Welcome, I have never heard of that type, I have had several different types of pepper flavored honey, with peppers put into the honey. Seems you would have to have a very big field of peppers to get a strong pepper flavor. Good luck on your quest


----------



## Ivan G (Aug 31, 2015)

Hi Anne, my name is Ivan and I live in Berkley, MA. My bees produced some beautiful sweet pepper bush honey this year. See my craigslist post and let me know if you would like some.

http://southcoast.craigslist.org/grd/5196101545.html

Thanks,
Ivan


----------



## SouthTexasJohn (Mar 16, 2015)

Welcome.


----------



## Bowfinger (Apr 17, 2015)

I have that blooming all around me right now. I'm trying to find if they really make much honey around here from it.


----------



## Dean B (Jan 23, 2021)

anneofwales said:


> good morning, my name is anne and I am new to this forum and actually might not be in the right forum at all. But...I have been searching for some sweet pepperbush honey ever since I had the pleasure of tasting some of it 27 years ago. I bought it at a fair somewhere in the fall river/Rehoboth/Westport area and was hoping that someone would know if there is any around this year and who has it. I know it's all about the bees but i'm still hopeful.

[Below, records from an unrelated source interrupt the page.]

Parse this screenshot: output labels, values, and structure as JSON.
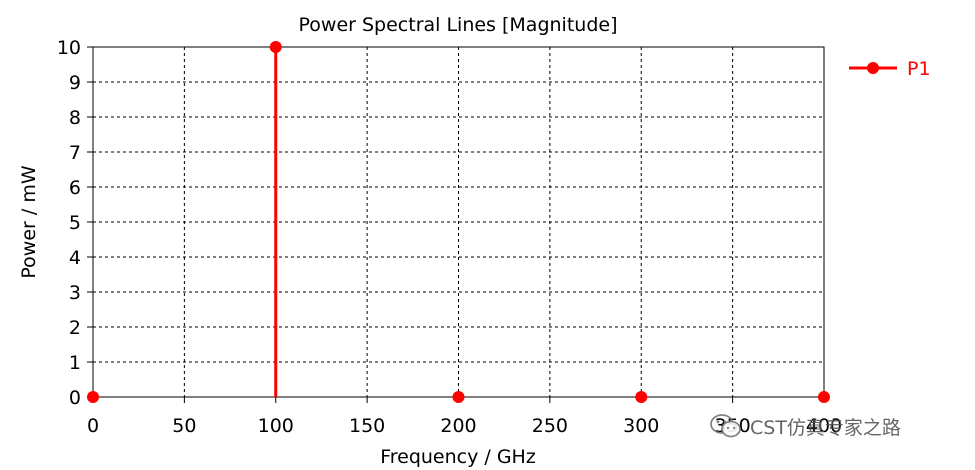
{
  "chart_data": {
    "type": "line",
    "title": "Power Spectral Lines [Magnitude]",
    "xlabel": "Frequency / GHz",
    "ylabel": "Power / mW",
    "xlim": [
      0,
      400
    ],
    "ylim": [
      0,
      10
    ],
    "x_ticks": [
      "0",
      "50",
      "100",
      "150",
      "200",
      "250",
      "300",
      "350",
      "400"
    ],
    "y_ticks": [
      "0",
      "1",
      "2",
      "3",
      "4",
      "5",
      "6",
      "7",
      "8",
      "9",
      "10"
    ],
    "x_tick_values": [
      0,
      50,
      100,
      150,
      200,
      250,
      300,
      350,
      400
    ],
    "y_tick_values": [
      0,
      1,
      2,
      3,
      4,
      5,
      6,
      7,
      8,
      9,
      10
    ],
    "grid": true,
    "legend_position": "top-right-outside",
    "series": [
      {
        "name": "P1",
        "color": "#ff0000",
        "x": [
          0,
          100,
          200,
          300,
          400
        ],
        "y": [
          0,
          10,
          0,
          0,
          0
        ]
      }
    ]
  },
  "watermark": {
    "text": "CST仿真专家之路",
    "icon": "wechat-icon"
  }
}
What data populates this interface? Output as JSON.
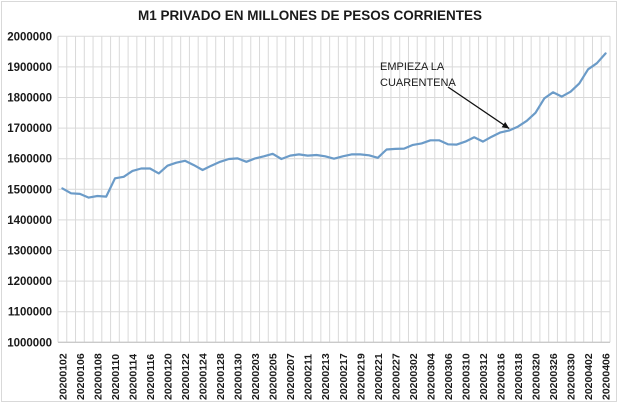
{
  "chart_data": {
    "type": "line",
    "title": "M1 PRIVADO EN MILLONES  DE PESOS CORRIENTES",
    "xlabel": "",
    "ylabel": "",
    "ylim": [
      1000000,
      2000000
    ],
    "yticks": [
      "1000000",
      "1100000",
      "1200000",
      "1300000",
      "1400000",
      "1500000",
      "1600000",
      "1700000",
      "1800000",
      "1900000",
      "2000000"
    ],
    "xtick_labels": [
      "20200102",
      "20200106",
      "20200108",
      "20200110",
      "20200114",
      "20200116",
      "20200120",
      "20200122",
      "20200124",
      "20200128",
      "20200130",
      "20200203",
      "20200205",
      "20200207",
      "20200211",
      "20200213",
      "20200217",
      "20200219",
      "20200221",
      "20200227",
      "20200302",
      "20200304",
      "20200306",
      "20200310",
      "20200312",
      "20200316",
      "20200318",
      "20200320",
      "20200326",
      "20200330",
      "20200402",
      "20200406"
    ],
    "xtick_every": 2,
    "grid": true,
    "legend": "none",
    "series": [
      {
        "name": "M1 privado",
        "color": "#6b9bc8",
        "values": [
          1503000,
          1487000,
          1485000,
          1473000,
          1478000,
          1476000,
          1536000,
          1541000,
          1560000,
          1568000,
          1568000,
          1552000,
          1577000,
          1587000,
          1593000,
          1579000,
          1563000,
          1577000,
          1590000,
          1599000,
          1601000,
          1590000,
          1601000,
          1608000,
          1616000,
          1599000,
          1610000,
          1614000,
          1610000,
          1612000,
          1608000,
          1600000,
          1608000,
          1614000,
          1614000,
          1611000,
          1603000,
          1630000,
          1632000,
          1633000,
          1645000,
          1650000,
          1660000,
          1660000,
          1647000,
          1646000,
          1656000,
          1670000,
          1656000,
          1672000,
          1686000,
          1692000,
          1705000,
          1724000,
          1750000,
          1797000,
          1817000,
          1803000,
          1819000,
          1846000,
          1892000,
          1912000,
          1944000
        ]
      }
    ],
    "annotations": [
      {
        "text_lines": [
          "EMPIEZA LA",
          "CUARENTENA"
        ],
        "points_to_index": 51
      }
    ]
  }
}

I was just given some honey and it had a very unique flavor, I asked what was avail to the bees and I was told sweet pepper bush.....
How would you describe it?


----------



## JWPalmer (May 1, 2017)

Dean B said:


> How would you describe it?


*Clethra alnifolia *
*Common Name(s):*

Clethra
Coastal Sweet-pepperbush
Summersweet
Sweet Pepperbush

"Clethra honey has a peppery, licorice taste."








CLETHRA-1003






bostonhoneycompany.com


----------



## Slomas (Jan 15, 2021)

wow guys, that is a zombie thread ressurection in here


----------



## Patthebeekeeper (4 mo ago)

JWPalmer said:


> *Clethra alnifolia *
> *Common Name(s):*
> 
> Clethra
> ...


I don’t get the licorice taste, but maybe that’s cause I’m not a huge licorice fan. I guess people taste things differently. Been making what I believe to be sweet pepperbush the last few years in South Jersey. I usually describe it as herbal but this year I think there is a lot of loosestrife coming in with the pepperbush and it has a whole new flavor to it. Same pepperbush smell though.


----------